Devant l’obstacle, nous avons parfois envie de sortir notre joker, de passer notre tour.
Au dernier moment, nous refusons de nous brûler. Et nous perdons la flamme qui nous ferait décoller. Faisant d’un excellent musicien, d’un brillant comédien, un véritable interprète. Qui ne répète plus, mais recrée. C’est le coup de la montgolfière : elle ne peut voler que grâce à l’air brûlant de son foyer.
Trouver l’envie et le plaisir d’aller même là où ça peut faire un peu mal, afin d’être vraiment bien. Entre la créativité et la création, il y a la même distance qu’entre le plaisir et le bonheur. Se révéler est plus intéressant que s’amuser, et c’est finalement beaucoup plus amusant.
C’est toute l’histoire du flapin et du rageur : le flapin fait ce qu’il sait faire, ce qui marche, il se repose sur ses trucs et se fait plaisir, le rageur ne se contente pas de ce qu’il sait faire, il veut faire ce qu’il ne sait pas encore faire. L’un veut (se) plaire, l’autre veut (se) découvrir.
Au bout des épines, il y a la rose ! Les fleurs artificielles sont sans épines, mais aussi sans parfum.
La créativité ne fait que passer, la création tend à durer. La créativité séduit, la création partage.
La créativité fait passer le temps, la création engendre de la vie.

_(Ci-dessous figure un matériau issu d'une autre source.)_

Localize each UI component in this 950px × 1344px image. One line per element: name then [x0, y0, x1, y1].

Tant que nous ne prenons pas le risque de flamber de l’intérieur et de laisser sortir cette flamme à l’extérieur, de la partager, nous ne donnons ni flamme, ni lumière ni chaleur, nous faisons de la fumée, une jolie petite fumée vite dissipée, mais qui, comme le voulait notre paresseux ego, masque notre âme et sa capacité à créer. Pascal appelait cela le divertissement…
Ne serait-il pas dommage que notre Joker soit le seul Clown que nous sortions de notre jeu ?

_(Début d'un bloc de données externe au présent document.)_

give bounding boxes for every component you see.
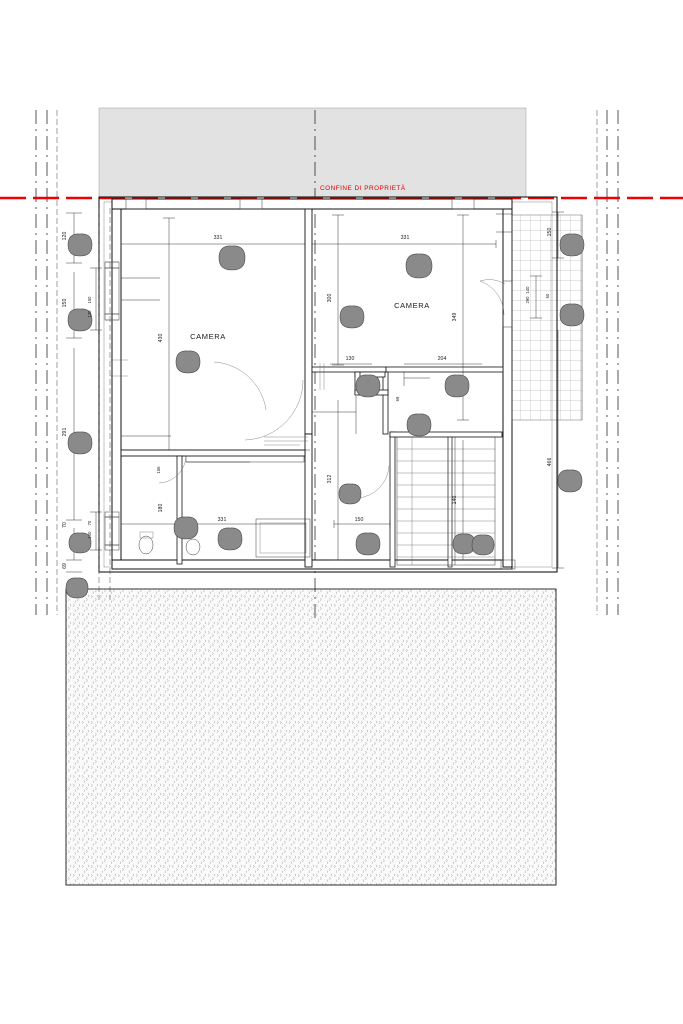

Il est bon que nous disposions d’un joker. À condition qu’il ne finisse pas par disposer de nous ! S’il devient permanent, s’il est le moyen pour notre ego de ne jamais se mettre en question, il ne nous protège plus, il nous emprisonne. L’ego dit à l’âme : « Pas question que tu sortes, tu mets en danger mon image, l’essentiel est risqué, c’est l’inconnu, contentons-nous du confort bien connu de l’accessoire… »
Quand nous commençons à jouer, à écrire, à peindre, nous repartons toujours de zéro. Même si nous sommes des virtuoses de notre art, à chaque fois nous repartons de zéro. Pire, plus nous maîtrisons notre technique, plus nous devons vivre ce redoutable paradoxe de découvrir sans cesse que, depuis le sommet que nous avons atteint, nous repartons à nouveau de zéro. Ça devient fatigant à la longue, et c’est pourquoi il est parfois nécessaire de sortir de notre manche un reposant Joker. Mais il faut aussi savoir le rentrer dans sa boîte, ce Joker si tentant, parce qu’autrement, nous ne faisons plus rien… que nous répéter !
Se sentir libre est essentiel, prendre la liberté de se libérer l’est tout autant.
Plus nous souhaitons donner vie à notre rageur, à cet élan en nous que Michaux nomme Clown, plus nous voulons libérer et exercer notre âme créatrice, plus forts sont les enjeux et les craintes qu’ils suscitent, et par conséquent plus grande la tentation d’utiliser notre Joker…
Le seul moyen de conjurer nos peurs, c’est d’aller voir là où on a peur, et de quoi on a peur.
Ayant vécu nos peurs, nous ne les laissons plus nous empêcher de faire ce que nous voulons faire, nous empêcher de réaliser nos rêves. La peur nous empêche d’être pleinement nous-mêmes. Mais nous pouvons aussi nous servir d’elle pour devenir nous-mêmes. La peur peut être un moteur, et nous savons bien que le stress, le trac, sont des moteurs indispensables.
Nous ne supportons pas d’être contraints, et nous avons raison. Mais qui nous contraint plus que nous-mêmes ?
Nous avons à tout instant le choix d’être libres.